At her home daycare in Lindsay, Ont., Jamie Moore reads books about handwashing and how to stop the spread of germs, such as Germs Are Not For Sharing by Elizabeth Verdick. “Books really help kids to understand the concepts,” says Jamie, “and it makes it fun for them, too.”
What about hand sanitizers? “There’s no great evidence that products claiming to be ‘antibacterial’ confer any real benefit,” says Dr. Roberts, “and we know they change the natural flora of our skin and gastrointestinal tract, which could actually cause some harm.”
Encouraging kids to keep their hands away from their faces can also keep germs from getting in, “and absolutely no sharing of drinks or food,” says Jamie.
It’s also valuable to teach kids to cough into their elbow (modeling will reinforce this habit) and use tissues for sneezes and runny noses.

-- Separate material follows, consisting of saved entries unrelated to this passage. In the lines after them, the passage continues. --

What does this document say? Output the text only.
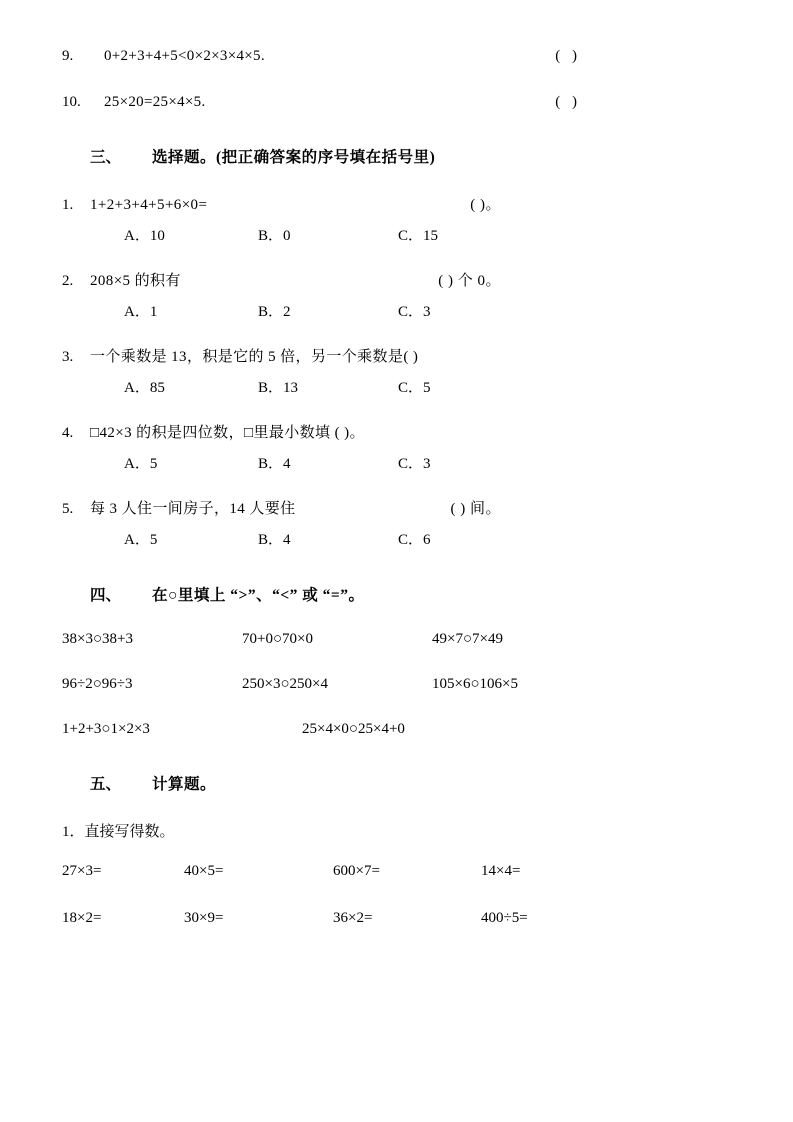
9.	0+2+3+4+5<0×2×3×4×5.	( )
10.	25×20=25×4×5.	( )
三、	选择题。(把正确答案的序号填在括号里)
1.	1+2+3+4+5+6×0=	( )。
A．10	B．0	C．15
2.	208×5 的积有	( ) 个 0。
A．1	B．2	C．3
3.	一个乘数是 13，积是它的 5 倍，另一个乘数是( )
A．85	B．13	C．5
4.	□42×3 的积是四位数，□里最小数填 ( )。
A．5	B．4	C．3
5.	每 3 人住一间房子，14 人要住	( ) 间。
A．5	B．4	C．6
四、	在○里填上 “>”、“<” 或 “=”。
38×3○38+3	70+0○70×0	49×7○7×49
96÷2○96÷3	250×3○250×4	105×6○106×5
1+2+3○1×2×3	25×4×0○25×4+0
五、	计算题。
1．直接写得数。
27×3=	40×5=	600×7=	14×4=
18×2=	30×9=	36×2=	400÷5=
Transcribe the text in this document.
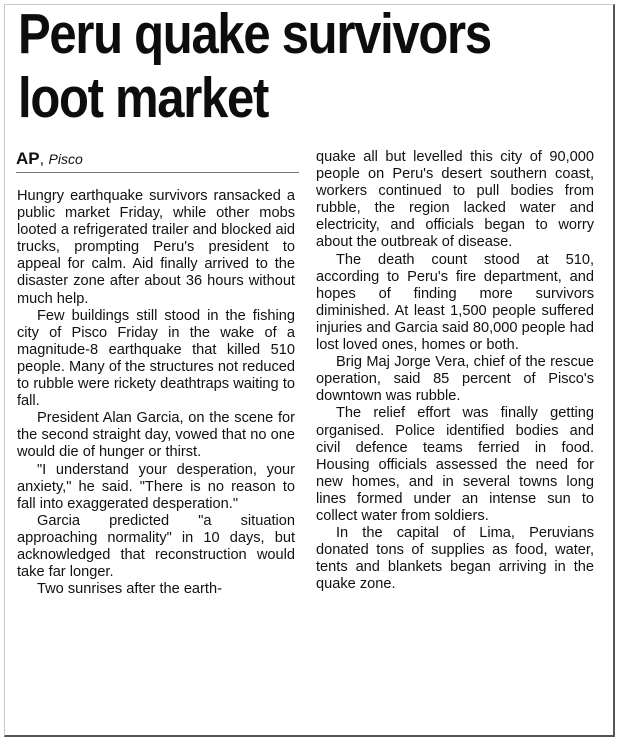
Peru quake survivors
loot market
AP, Pisco

Hungry earthquake survivors ransacked a public market Friday, while other mobs looted a refrigerated trailer and blocked aid trucks, prompting Peru's president to appeal for calm. Aid finally arrived to the disaster zone after about 36 hours without much help.

Few buildings still stood in the fishing city of Pisco Friday in the wake of a magnitude-8 earthquake that killed 510 people. Many of the structures not reduced to rubble were rickety deathtraps waiting to fall.

President Alan Garcia, on the scene for the second straight day, vowed that no one would die of hunger or thirst.

"I understand your desperation, your anxiety," he said. "There is no reason to fall into exaggerated desperation."

Garcia predicted "a situation approaching normality" in 10 days, but acknowledged that reconstruction would take far longer.

Two sunrises after the earth-

quake all but levelled this city of 90,000 people on Peru's desert southern coast, workers continued to pull bodies from rubble, the region lacked water and electricity, and officials began to worry about the outbreak of disease.

The death count stood at 510, according to Peru's fire department, and hopes of finding more survivors diminished. At least 1,500 people suffered injuries and Garcia said 80,000 people had lost loved ones, homes or both.

Brig Maj Jorge Vera, chief of the rescue operation, said 85 percent of Pisco's downtown was rubble.

The relief effort was finally getting organised. Police identified bodies and civil defence teams ferried in food. Housing officials assessed the need for new homes, and in several towns long lines formed under an intense sun to collect water from soldiers.

In the capital of Lima, Peruvians donated tons of supplies as food, water, tents and blankets began arriving in the quake zone.
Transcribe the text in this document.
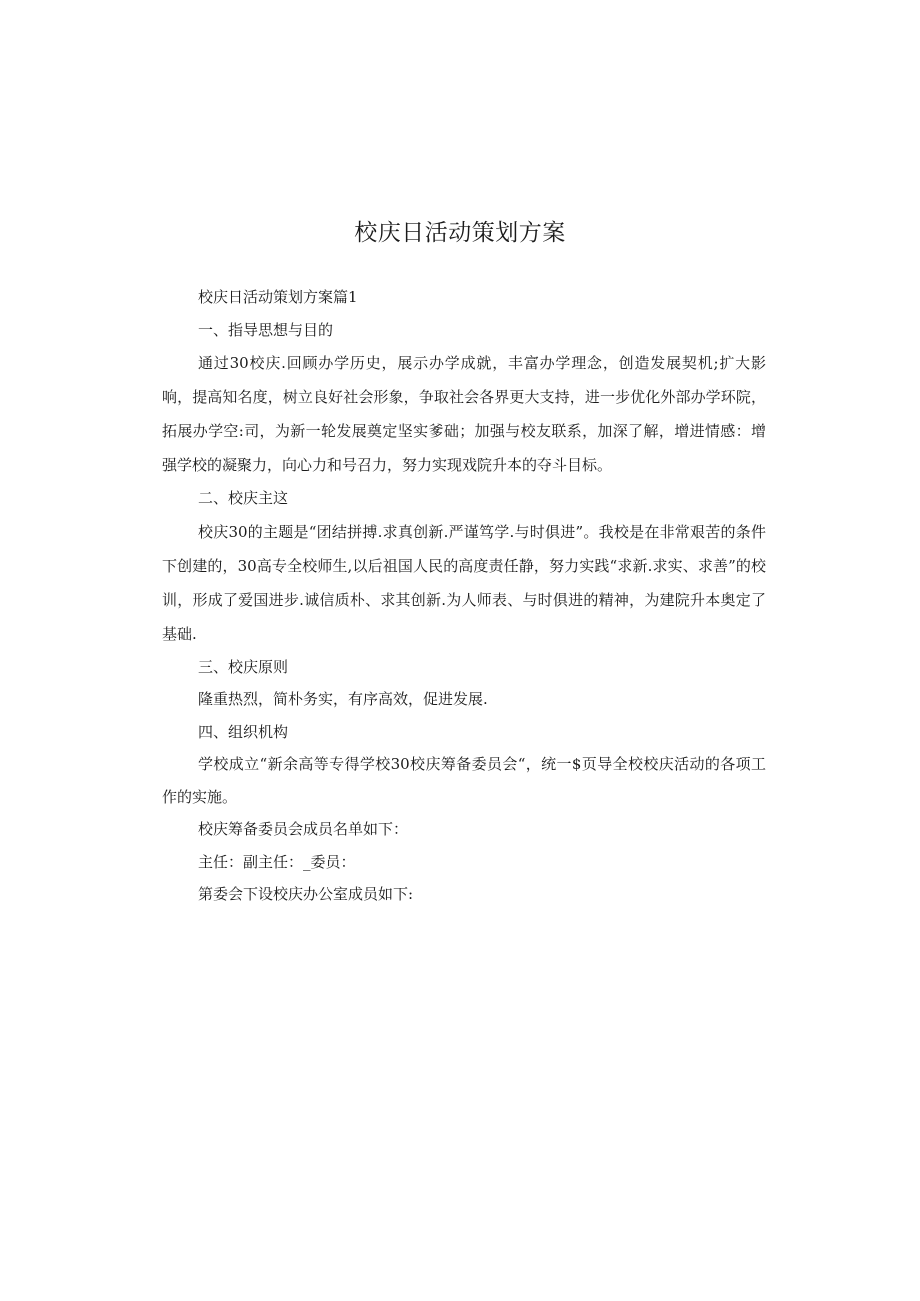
校庆日活动策划方案

校庆日活动策划方案篇1

一、指导思想与目的

通过30校庆.回顾办学历史，展示办学成就，丰富办学理念，创造发展契机;扩大影响，提高知名度，树立良好社会形象，争取社会各界更大支持，进一步优化外部办学环院，拓展办学空:司，为新一轮发展奠定坚实爹础；加强与校友联系，加深了解，增进情感：增强学校的凝聚力，向心力和号召力，努力实现戏院升本的夺斗目标。

二、校庆主这

校庆30的主题是“团结拼搏.求真创新.严谨笃学.与时俱进”。我校是在非常艰苦的条件下创建的，30高专全校师生,以后祖国人民的高度责任静，努力实践“求新.求实、求善”的校训，形成了爱国进步.诚信质朴、求其创新.为人师表、与时俱进的精神，为建院升本奥定了基础.

三、校庆原则

隆重热烈，简朴务实，有序高效，促进发展.

四、组织机构

学校成立“新余高等专得学校30校庆筹备委员会“，统一$页导全校校庆活动的各项工作的实施。

校庆筹备委员会成员名单如下：

主任：副主任：_委员：

第委会下设校庆办公室成员如下:
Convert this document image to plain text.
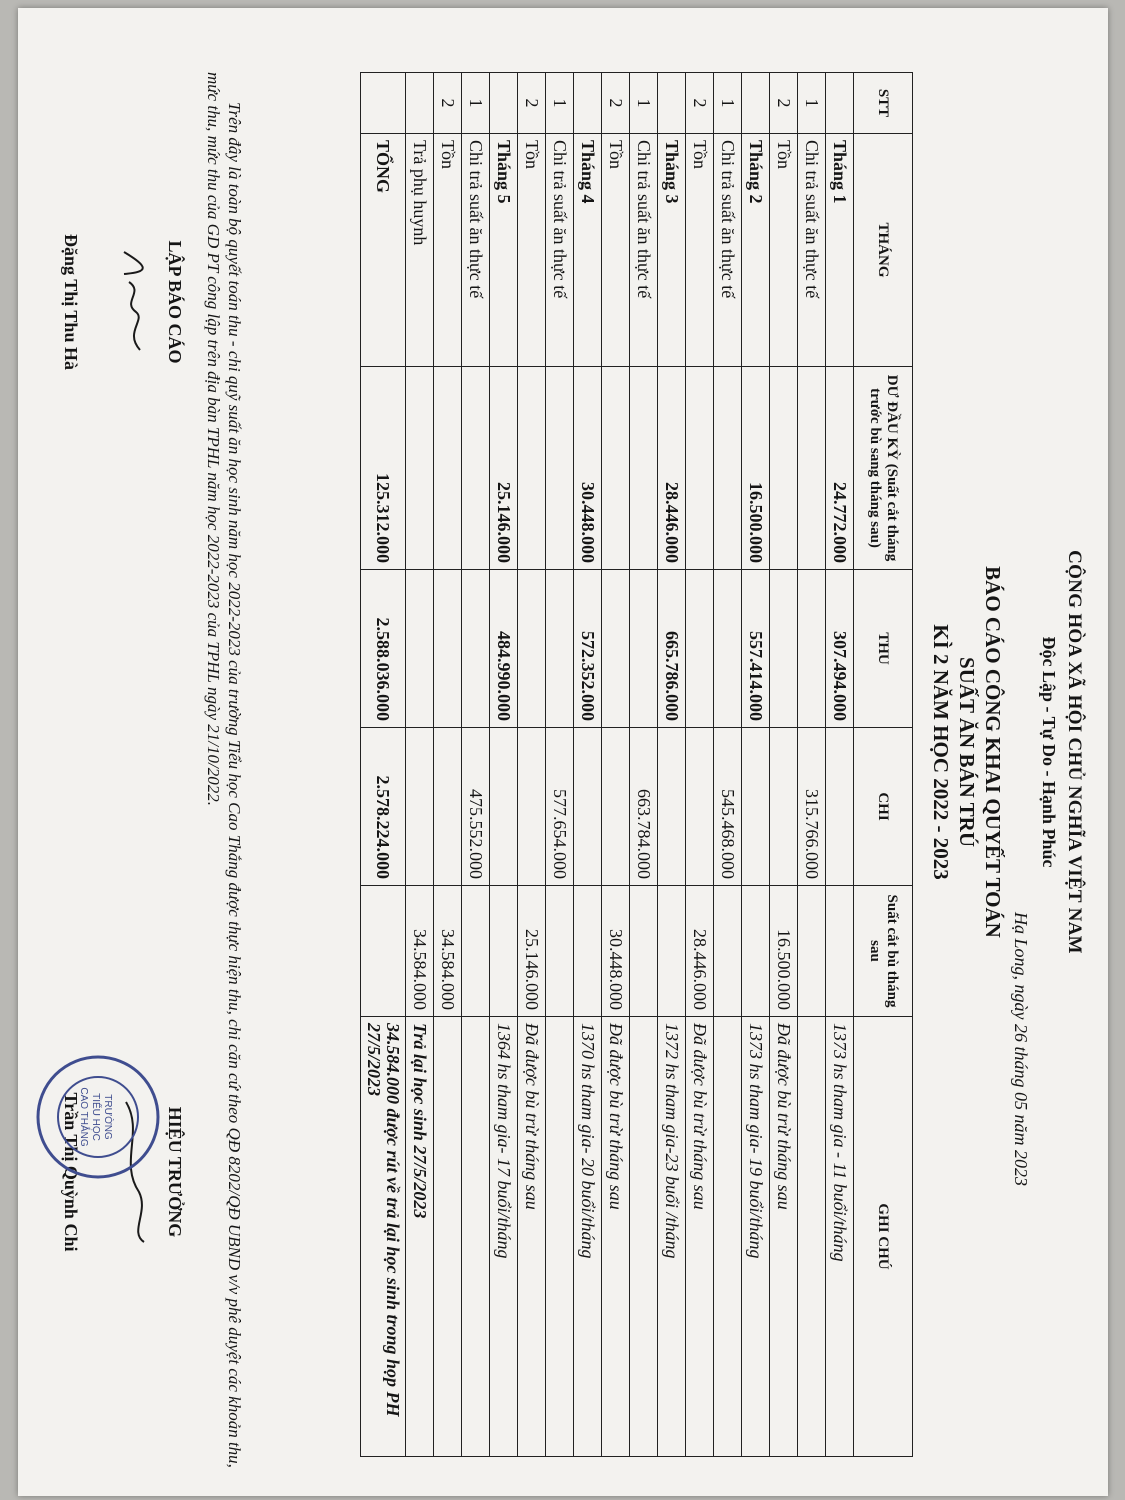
CỘNG HÒA XÃ HỘI CHỦ NGHĨA VIỆT NAM
Độc Lập - Tự Do - Hạnh Phúc
Hạ Long, ngày 26 tháng 05 năm 2023
BÁO CÁO CÔNG KHAI QUYẾT TOÁN
SUẤT ĂN BÁN TRÚ
KÌ 2 NĂM HỌC 2022 - 2023
STT	THÁNG	DƯ ĐẦU KỲ (Suất cắt tháng trước bù sang tháng sau)	THU	CHI	Suất cắt bù tháng sau	GHI CHÚ
	Tháng 1	24.772.000	307.494.000			1373 hs tham gia - 11 buổi/tháng
1	Chi trả suất ăn thực tế			315.766.000		
2	Tồn				16.500.000	Đã được bù trừ tháng sau
	Tháng 2	16.500.000	557.414.000			1373 hs tham gia- 19 buổi/tháng
1	Chi trả suất ăn thực tế			545.468.000		
2	Tồn				28.446.000	Đã được bù trừ tháng sau
	Tháng 3	28.446.000	665.786.000			1372 hs tham gia-23 buổi /tháng
1	Chi trả suất ăn thực tế			663.784.000		
2	Tồn				30.448.000	Đã được bù trừ tháng sau
	Tháng 4	30.448.000	572.352.000			1370 hs tham gia- 20 buổi/tháng
1	Chi trả suất ăn thực tế			577.654.000		
2	Tồn				25.146.000	Đã được bù trừ tháng sau
	Tháng 5	25.146.000	484.990.000			1364 hs tham gia- 17 buổi/tháng
1	Chi trả suất ăn thực tế			475.552.000		
2	Tồn				34.584.000	
	Trả phụ huynh				34.584.000	Trả lại học sinh 27/5/2023
	TỔNG	125.312.000	2.588.036.000	2.578.224.000		34.584.000 được rút về trả lại học sinh trong họp PH 27/5/2023
Trên đây là toàn bộ quyết toán thu - chi quỹ suất ăn học sinh năm học 2022-2023 của trường Tiểu học Cao Thắng được thực hiện thu, chi căn cứ theo QĐ 8202/QĐ UBND v/v phê duyệt các khoản thu, mức thu, mức thu của GD PT công lập trên địa bàn TPHL năm học 2022-2023 của TPHL ngày 21/10/2022.
LẬP BÁO CÁO
Đặng Thị Thu Hà
HIỆU TRƯỞNG
Trần Thị Quỳnh Chi TRƯỜNG
TIỂU HỌC
CAO THẮNG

While some parents and care providers are religious about cleaning and disinfecting, Dr. Roberts feels “stressing ourselves out by trying to decontaminate our environment is an exercise in futility.” She suggests being reasonable in terms of cleaning surfaces with soap and water, but not obsessing over it.
When to stay home
Dr. Roberts says conjunctivitis (pink eye) and diarrhea are two good reasons to keep your child home, and adds that “if they have an active runny nose, they’re going to be highly infective to other kids for those first three days.” Rashes should be checked by a doctor in case they’re contagious.
Jamie sympathizes with parents who need to get to work. “I realize not every parent has sick days or backup plans, so I fully expect kids to still come with mild symptoms, and I just try to keep them separated in the house. I do ask parents to keep kids home with fever, vomiting, diarrhea or eye discharge.”
The rules are similar at Ashleigh Leahy’s Peterborough, Ont., daycare. “Kids are usually contagious before they even show symptoms, so chances are, whatever they have, the others here have already been exposed to it. I’m not going to expect parents to take off work for a cold.”
Many daycares require kids to stay home until 24 hours after symptoms have disappeared, or until they’ve been treated with antibiotics for 24–48 hours. It can be tempting to push the limits (we recently went through three bouts of strep throat, so I know), but it’s important to be clear about and respect any policies that are in place, and to follow your doctor’s orders.
When it comes to playdates and extracurriculars, it’s best to keep your sick child home. They’ll get better more quickly, and you’ll also avoid the glares from other parents (hey, we’ve all been there – probably on both ends of that look!).